“Otro
testimonio convergente con el del gaucho Hudson podrían ser las palabras de
fray Agustín Gemelli, rector de la Universidad Católica de Milán, a un grupo de
estudiantes y profesores españoles (El Debate, 1931). La verdadera
apologética—dijo más o menos el sabio franciscano—, o es la genuina ciencia
sagrada, o es alguna de las ciencias profanas cultivada a fondo, que siendo
mucha ciencia siempre llega a Dios, según la profunda palabra del canciller
Bacón. La otra apologética, yo no creo mucho en ella, dijo Gemelli.
Y
es que en la primera literatura cristiana, los apologéticos de Tertuliano,
Lactancio y Orígenes eran verdaderas defensas, como lo pide la etimología (opologuéomai), contra adversarios
verdaderos, a los cuales se rebatía a veces verdemente, al mismo tiempo que se
les proporcionaba noción somera, maguer fuese aproximada o metafórica, de los
misterios cristianos por ellos mal entendidos.
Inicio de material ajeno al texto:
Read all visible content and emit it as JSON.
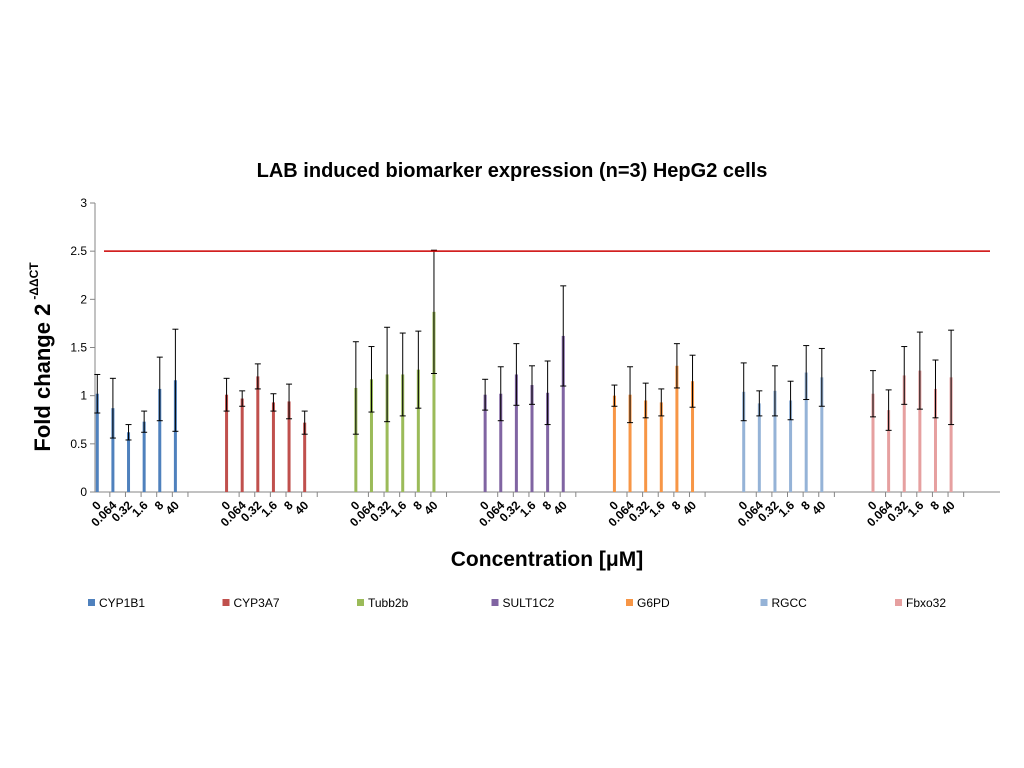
{
  "chart_data": {
    "type": "bar",
    "title": "LAB induced biomarker expression (n=3) HepG2 cells",
    "xlabel": "Concentration [μM]",
    "ylabel": "Fold change 2",
    "ylabel_superscript": "-ΔΔCT",
    "categories": [
      "0",
      "0.064",
      "0.32",
      "1.6",
      "8",
      "40"
    ],
    "ylim": [
      0,
      3
    ],
    "yticks": [
      0,
      0.5,
      1,
      1.5,
      2,
      2.5,
      3
    ],
    "threshold_line": {
      "y": 2.5,
      "color": "#cc0000"
    },
    "legend_position": "bottom",
    "series": [
      {
        "name": "CYP1B1",
        "color": "#4f81bd",
        "values": [
          1.02,
          0.87,
          0.62,
          0.73,
          1.07,
          1.16
        ],
        "errors": [
          0.2,
          0.31,
          0.08,
          0.11,
          0.33,
          0.53
        ]
      },
      {
        "name": "CYP3A7",
        "color": "#c0504d",
        "values": [
          1.01,
          0.97,
          1.2,
          0.93,
          0.94,
          0.72
        ],
        "errors": [
          0.17,
          0.08,
          0.13,
          0.09,
          0.18,
          0.12
        ]
      },
      {
        "name": "Tubb2b",
        "color": "#9bbb59",
        "values": [
          1.08,
          1.17,
          1.22,
          1.22,
          1.27,
          1.87
        ],
        "errors": [
          0.48,
          0.34,
          0.49,
          0.43,
          0.4,
          0.64
        ]
      },
      {
        "name": "SULT1C2",
        "color": "#8064a2",
        "values": [
          1.01,
          1.02,
          1.22,
          1.11,
          1.03,
          1.62
        ],
        "errors": [
          0.16,
          0.28,
          0.32,
          0.2,
          0.33,
          0.52
        ]
      },
      {
        "name": "G6PD",
        "color": "#f79646",
        "values": [
          1.0,
          1.01,
          0.95,
          0.93,
          1.31,
          1.15
        ],
        "errors": [
          0.11,
          0.29,
          0.18,
          0.14,
          0.23,
          0.27
        ]
      },
      {
        "name": "RGCC",
        "color": "#95b3d7",
        "values": [
          1.04,
          0.92,
          1.05,
          0.95,
          1.24,
          1.19
        ],
        "errors": [
          0.3,
          0.13,
          0.26,
          0.2,
          0.28,
          0.3
        ]
      },
      {
        "name": "Fbxo32",
        "color": "#e6a0a0",
        "values": [
          1.02,
          0.85,
          1.21,
          1.26,
          1.07,
          1.19
        ],
        "errors": [
          0.24,
          0.21,
          0.3,
          0.4,
          0.3,
          0.49
        ]
      }
    ]
  }
}
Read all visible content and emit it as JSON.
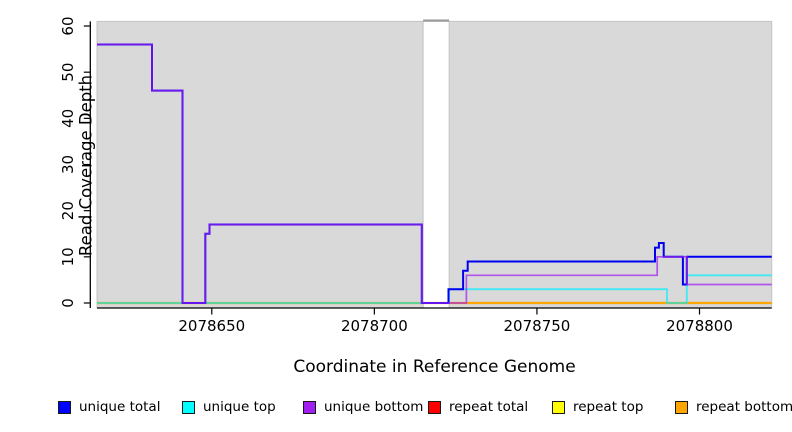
{
  "chart_data": {
    "type": "line",
    "subtype": "step-coverage",
    "title": "",
    "xlabel": "Coordinate in Reference Genome",
    "ylabel": "Read Coverage Depth",
    "xlim": [
      2078614.7,
      2078822.2
    ],
    "ylim": [
      0,
      61
    ],
    "x_ticks": [
      "2078650",
      "2078700",
      "2078750",
      "2078800"
    ],
    "x_tick_values": [
      2078650,
      2078700,
      2078750,
      2078800
    ],
    "y_ticks": [
      "0",
      "10",
      "20",
      "30",
      "40",
      "50",
      "60"
    ],
    "y_tick_values": [
      0,
      10,
      20,
      30,
      40,
      50,
      60
    ],
    "grid": false,
    "legend_position": "bottom",
    "background_color": "#ffffff",
    "shaded_region_color": "#d9d9d9",
    "shaded_region_border": "#c4c4c4",
    "gap_top_bar_color": "#999999",
    "shaded_regions": [
      {
        "name": "covered-region-left",
        "start": 2078614.7,
        "end": 2078715
      },
      {
        "name": "covered-region-right",
        "start": 2078723,
        "end": 2078822.2
      }
    ],
    "gap_region": {
      "start": 2078715,
      "end": 2078723
    },
    "series": [
      {
        "name": "repeat total",
        "color": "#FF0000",
        "opacity": 1,
        "width": 1.6,
        "points": [
          [
            2078614.7,
            0
          ]
        ]
      },
      {
        "name": "repeat top",
        "color": "#FFFF00",
        "opacity": 1,
        "width": 1.6,
        "points": [
          [
            2078614.7,
            0
          ]
        ]
      },
      {
        "name": "repeat bottom",
        "color": "#FFA500",
        "opacity": 1,
        "width": 2.2,
        "points": [
          [
            2078614.7,
            0
          ]
        ]
      },
      {
        "name": "unique top",
        "color": "#00F0FF",
        "opacity": 0.7,
        "width": 1.8,
        "points": [
          [
            2078614.7,
            0
          ],
          [
            2078723,
            3
          ],
          [
            2078790,
            0
          ],
          [
            2078796.1,
            6
          ]
        ]
      },
      {
        "name": "unique total",
        "color": "#0000EE",
        "opacity": 1,
        "width": 2,
        "points": [
          [
            2078614.7,
            56
          ],
          [
            2078631.6,
            46
          ],
          [
            2078641,
            0
          ],
          [
            2078648,
            15
          ],
          [
            2078649.3,
            17
          ],
          [
            2078714.6,
            0
          ],
          [
            2078722.8,
            3
          ],
          [
            2078727.3,
            7
          ],
          [
            2078728.7,
            9
          ],
          [
            2078786.3,
            12
          ],
          [
            2078787.5,
            13
          ],
          [
            2078789,
            10
          ],
          [
            2078794.9,
            4
          ],
          [
            2078796.1,
            10
          ]
        ]
      },
      {
        "name": "unique bottom",
        "color": "#A020F0",
        "opacity": 0.72,
        "width": 1.7,
        "points": [
          [
            2078614.7,
            56
          ],
          [
            2078631.6,
            46
          ],
          [
            2078641,
            0
          ],
          [
            2078648,
            15
          ],
          [
            2078649.3,
            17
          ],
          [
            2078714.6,
            0
          ],
          [
            2078728.3,
            6
          ],
          [
            2078787,
            10
          ],
          [
            2078796.1,
            4
          ]
        ]
      }
    ],
    "legend": [
      {
        "label": "unique total",
        "color": "#0000FF"
      },
      {
        "label": "unique top",
        "color": "#00FFFF"
      },
      {
        "label": "unique bottom",
        "color": "#A020F0"
      },
      {
        "label": "repeat total",
        "color": "#FF0000"
      },
      {
        "label": "repeat top",
        "color": "#FFFF00"
      },
      {
        "label": "repeat bottom",
        "color": "#FFA500"
      }
    ]
  }
}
Esta suerte de apologética
genuina y primitiva ha sido practicada en nuestros días durante casi todo el
curso de su larga y fecunda vida por el magno periodista que fue G. K.
Chesterton, por ejemplo, controversista genial, humoroso y amable, que se dio
el quehacer de enseñar a sus paisanos el catecismo patas arriba, el catecismo
en negativo, es decir, a través de las gansadas suavemente jocosas que él
atrapaba alegremente en los que no saben el catecismo… “What they don’t know”, como él decía. Esta es una de las dos
grandes apologéticas genuinas que existen: la polémica acerada, cortés y
mortal como un duelo, con adversarios existentes de igual categoría al
apologeta. Su género es controversia. Llamémosla apologética aplicada o
artística”.
Padre
Castellani, “Sobre buena y mala apologética”, “Nueva crítica literaria”.